Problems, irritations, frustrations

RE3 does, in fairness, change things a smidgen, giving the player the ability to create their own specific type of ammo, with the use of different types of gunpowder. In addition, Jill now has a dodge manoeuvre, which in theory enables you stand a better chance of surviving when it counts. In practice, however, this move causes its own problems, especially if you encounter the many crowded areas, as does the ammo creation system, unless you know what you need and when.

However, with both games, you'll find yourself cursing the lack of inventory spaces, and the inability to drop objects (which was only introduced in Resident Evil Zero), and all told the trip down memory lane merely serves to illustrate how far games have come generally, and how forgiving we must have been back then to put up with such wholly irritating fundamentals.
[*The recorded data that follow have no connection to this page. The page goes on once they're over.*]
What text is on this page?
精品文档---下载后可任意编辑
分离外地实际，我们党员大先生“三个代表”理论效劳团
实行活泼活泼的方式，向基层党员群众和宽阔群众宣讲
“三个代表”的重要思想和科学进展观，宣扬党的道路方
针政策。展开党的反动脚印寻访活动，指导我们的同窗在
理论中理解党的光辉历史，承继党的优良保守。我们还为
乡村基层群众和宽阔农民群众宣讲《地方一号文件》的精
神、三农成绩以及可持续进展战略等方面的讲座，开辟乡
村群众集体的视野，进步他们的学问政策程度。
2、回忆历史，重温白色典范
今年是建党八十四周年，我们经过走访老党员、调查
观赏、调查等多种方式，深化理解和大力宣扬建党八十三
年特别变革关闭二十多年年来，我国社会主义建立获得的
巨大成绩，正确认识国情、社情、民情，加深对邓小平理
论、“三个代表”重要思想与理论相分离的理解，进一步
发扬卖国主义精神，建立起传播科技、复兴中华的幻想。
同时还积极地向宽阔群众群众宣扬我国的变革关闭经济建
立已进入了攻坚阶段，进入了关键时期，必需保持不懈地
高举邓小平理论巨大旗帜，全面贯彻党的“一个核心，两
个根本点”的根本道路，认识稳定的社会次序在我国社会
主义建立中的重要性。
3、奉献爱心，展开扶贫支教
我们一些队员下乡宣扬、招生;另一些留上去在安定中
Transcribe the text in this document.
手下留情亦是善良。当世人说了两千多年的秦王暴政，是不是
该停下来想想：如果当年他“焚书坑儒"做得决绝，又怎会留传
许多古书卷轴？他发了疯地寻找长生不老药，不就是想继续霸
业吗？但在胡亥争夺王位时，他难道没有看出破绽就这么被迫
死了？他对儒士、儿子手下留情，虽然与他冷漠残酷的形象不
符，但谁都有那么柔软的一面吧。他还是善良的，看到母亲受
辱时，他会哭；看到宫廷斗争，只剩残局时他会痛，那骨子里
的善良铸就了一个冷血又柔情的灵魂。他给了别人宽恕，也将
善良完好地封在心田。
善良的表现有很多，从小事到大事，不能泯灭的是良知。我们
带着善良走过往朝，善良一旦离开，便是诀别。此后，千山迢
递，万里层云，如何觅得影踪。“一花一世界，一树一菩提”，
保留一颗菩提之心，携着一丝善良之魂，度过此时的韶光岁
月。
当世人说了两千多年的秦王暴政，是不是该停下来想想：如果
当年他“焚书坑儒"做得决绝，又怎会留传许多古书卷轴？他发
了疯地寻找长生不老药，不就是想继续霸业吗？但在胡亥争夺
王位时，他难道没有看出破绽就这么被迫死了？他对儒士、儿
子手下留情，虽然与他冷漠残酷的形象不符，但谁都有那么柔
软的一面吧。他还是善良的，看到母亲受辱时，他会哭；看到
They're not even scary, for God's sake.

How Capcom can seriously think that anyone in their right minds will willingly part with £25-30 for each of these is a query we just can't get our heads around. Even at half the price you'd be hard pressed to justify shelling out for them, and given that the excellent (and GameCube exclusive) Resident Evil Zero has shifted all of 35,000 copies in the UK to date, despite being discounted for weeks, it's abundantly clear that even new versions of the game aren't of major interest to you, never mind outdated ports. In all seriousness, games should come clearly stickered with a 'Best Before' date to ward off unsuspecting punters. These are two zombie shooters that should never have been exhumed, and if you see them shuffling towards you muttering 'thiirrrrrrty quiiiiiiiiiid', run. Run for your lives!